For all the chatter about clean energy, the amount of electricity generated by renewable resources in North Carolina boils down to just about 5 percent, and most of that is hydro. Senate Bill 3, proposed energy legislation that won overwhelming support in the state Senate last week and was under review by the House at press time, would require an additional 12.5 percent of the electricity sold by Progress Energy and Duke Energy to come from efficiency programs or renewable energy sources by 2021.
The mandate would make North Carolina the first state in the Southeast to establish a renewable-portfolio standard, a step Michael Shore of national nonprofit Environmental Defense says is important for developing statewide clean-energy infrastructure. “It is so significant for North Carolina to adopt a policy like this,” says Shore. “This bill would be extremely valuable for developing solar and wind power.”
But the bill faces opposition from many other environmentalists, who say the original intention behind the legislation became distorted after utility companies lobbied for amendments in their favor. Much of the criticism hinges on a provision that would shift the financial risk of new coal and nuclear plants to ratepayers.
“The transfer of risk for big coal and nuclear plants also serves as a promotion for these plants,” says Jim Warren, executive director of the Durham-based nonprofit North Carolina Waste Awareness and Reduction Network. If the bill passes, Warren says, ratepayers could have to pay for the research and development of new coal and nuclear facilities—even if those plants are never completed.
Avram Friedman, executive director of the Sylva-based Canary Coalition, opposes the legislation in part because he says switching to 12.5 percent renewable energy by 2021 isn’t enough of a response to climate change. “If that’s the rate of progress we make, we may as well give up now,” he says. “We have to think in much bigger terms than that. This bill doesn’t convey any urgency at all.”
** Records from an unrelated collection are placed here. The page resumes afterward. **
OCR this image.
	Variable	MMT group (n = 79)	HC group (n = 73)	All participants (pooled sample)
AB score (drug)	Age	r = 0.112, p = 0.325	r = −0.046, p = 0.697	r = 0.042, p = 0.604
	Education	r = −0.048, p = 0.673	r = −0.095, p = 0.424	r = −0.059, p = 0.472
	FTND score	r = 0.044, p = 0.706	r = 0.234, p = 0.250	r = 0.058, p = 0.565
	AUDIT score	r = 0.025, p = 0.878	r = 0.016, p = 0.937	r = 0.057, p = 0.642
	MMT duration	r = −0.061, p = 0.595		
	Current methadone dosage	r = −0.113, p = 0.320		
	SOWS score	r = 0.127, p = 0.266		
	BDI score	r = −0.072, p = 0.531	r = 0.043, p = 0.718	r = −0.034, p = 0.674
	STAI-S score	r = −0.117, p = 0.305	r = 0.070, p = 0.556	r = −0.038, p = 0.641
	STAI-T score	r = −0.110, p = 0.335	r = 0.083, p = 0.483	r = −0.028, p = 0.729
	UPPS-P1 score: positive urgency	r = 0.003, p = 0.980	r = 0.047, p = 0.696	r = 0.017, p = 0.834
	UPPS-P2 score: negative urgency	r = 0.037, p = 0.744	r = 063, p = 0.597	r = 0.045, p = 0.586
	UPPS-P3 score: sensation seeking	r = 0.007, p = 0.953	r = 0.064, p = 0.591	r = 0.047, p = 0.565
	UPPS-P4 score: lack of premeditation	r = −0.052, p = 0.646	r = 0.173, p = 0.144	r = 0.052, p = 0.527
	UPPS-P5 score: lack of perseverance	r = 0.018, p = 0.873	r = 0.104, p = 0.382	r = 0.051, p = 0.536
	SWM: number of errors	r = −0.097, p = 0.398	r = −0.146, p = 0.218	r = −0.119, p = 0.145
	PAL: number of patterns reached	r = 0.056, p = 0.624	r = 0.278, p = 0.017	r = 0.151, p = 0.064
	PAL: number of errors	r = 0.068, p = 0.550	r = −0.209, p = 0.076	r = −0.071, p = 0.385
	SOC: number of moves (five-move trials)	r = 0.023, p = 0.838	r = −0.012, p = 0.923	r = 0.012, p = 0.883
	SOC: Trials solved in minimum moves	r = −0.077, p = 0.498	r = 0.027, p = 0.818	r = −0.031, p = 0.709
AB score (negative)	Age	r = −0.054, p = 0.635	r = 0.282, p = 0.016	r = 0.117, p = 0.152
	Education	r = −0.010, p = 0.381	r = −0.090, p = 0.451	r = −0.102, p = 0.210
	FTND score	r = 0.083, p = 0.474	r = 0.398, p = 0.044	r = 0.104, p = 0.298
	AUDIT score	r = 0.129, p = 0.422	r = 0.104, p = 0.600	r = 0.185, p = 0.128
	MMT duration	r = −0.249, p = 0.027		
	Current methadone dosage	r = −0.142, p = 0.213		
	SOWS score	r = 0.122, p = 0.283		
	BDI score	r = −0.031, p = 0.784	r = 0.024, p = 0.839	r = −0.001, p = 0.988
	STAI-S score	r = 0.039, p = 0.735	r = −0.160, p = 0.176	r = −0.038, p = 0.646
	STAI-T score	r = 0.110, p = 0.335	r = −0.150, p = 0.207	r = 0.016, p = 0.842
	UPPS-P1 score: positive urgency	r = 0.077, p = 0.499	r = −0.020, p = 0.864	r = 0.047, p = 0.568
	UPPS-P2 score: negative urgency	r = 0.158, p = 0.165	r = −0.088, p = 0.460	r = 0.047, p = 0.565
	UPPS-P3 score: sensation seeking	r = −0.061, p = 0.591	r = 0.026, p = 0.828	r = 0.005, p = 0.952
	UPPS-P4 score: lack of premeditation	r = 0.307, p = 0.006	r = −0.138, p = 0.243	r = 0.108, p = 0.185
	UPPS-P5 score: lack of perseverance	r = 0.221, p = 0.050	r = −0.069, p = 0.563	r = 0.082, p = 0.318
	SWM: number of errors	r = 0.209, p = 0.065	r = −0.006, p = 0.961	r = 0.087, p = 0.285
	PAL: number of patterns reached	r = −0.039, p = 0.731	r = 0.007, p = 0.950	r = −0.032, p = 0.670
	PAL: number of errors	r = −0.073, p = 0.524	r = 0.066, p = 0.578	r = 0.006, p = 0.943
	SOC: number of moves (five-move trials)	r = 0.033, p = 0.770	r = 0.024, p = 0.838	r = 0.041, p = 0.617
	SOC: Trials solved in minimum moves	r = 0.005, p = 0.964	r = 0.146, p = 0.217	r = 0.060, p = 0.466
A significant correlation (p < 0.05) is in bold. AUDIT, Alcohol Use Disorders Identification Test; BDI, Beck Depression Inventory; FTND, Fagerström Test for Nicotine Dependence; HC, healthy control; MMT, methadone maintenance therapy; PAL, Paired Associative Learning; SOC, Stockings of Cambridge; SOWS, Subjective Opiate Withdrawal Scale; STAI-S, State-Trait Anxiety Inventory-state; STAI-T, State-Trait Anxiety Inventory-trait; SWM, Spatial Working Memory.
Nor does Friedman consider all the renewable-energy technology included in the bill to be truly clean. “Combustion of chicken carcasses, hog waste and wood waste aren’t really clean at all,” he says, referring to plants that would incinerate various forms of biomass to generate electricity. One provision that is drawing fire from clean-water activists is a mandate to use existing hog-waste lagoons as sources of methane, while allowing the hog industry to walk away from the responsibility of cleaning up those lagoons.
But the North Carolina Sustainable Energy Association, a Raleigh-based organization, highlights the bill as an important, if not entirely perfect, leap forward. “Advocates for sustainable energy cannot afford to sit on the sidelines waiting for the ideal Senate or House bill that will eliminate all of our greenhouse-gas emissions in one fell swoop and forever ban new coal and nuclear power plants,” a statement by the association reads, going on to say it’s a matter of getting started today to develop clean energy.
Still, Friedman and Warren remain concerned that the bill is being railroaded through without careful deliberation. “This is a wide-ranging bill,” Warren says to stress the point. “It would shift North Carolina policy for years to come.”
UPDATE:
Wednesday, Aug. 1, 2007, at the North Carolina General Assembly:
Energy efficiency bill just one vote away from final passage
ENERGY EFFICIENCY: A bill requiring the state’s utilities to provide 12.5 percent of their retail electricity from renewable fuel and efficiency measures by 2017 appears headed for final passage as the Senate agreed to House changes by a vote of 47-1. One more Senate vote was expected Thursday before going to Gov. Mike Easley for his signature. The bill contains much-debated sections to help finance construction of traditional power plants and to dictate that a certain amount of renewable fuel come from hog and poultry waste.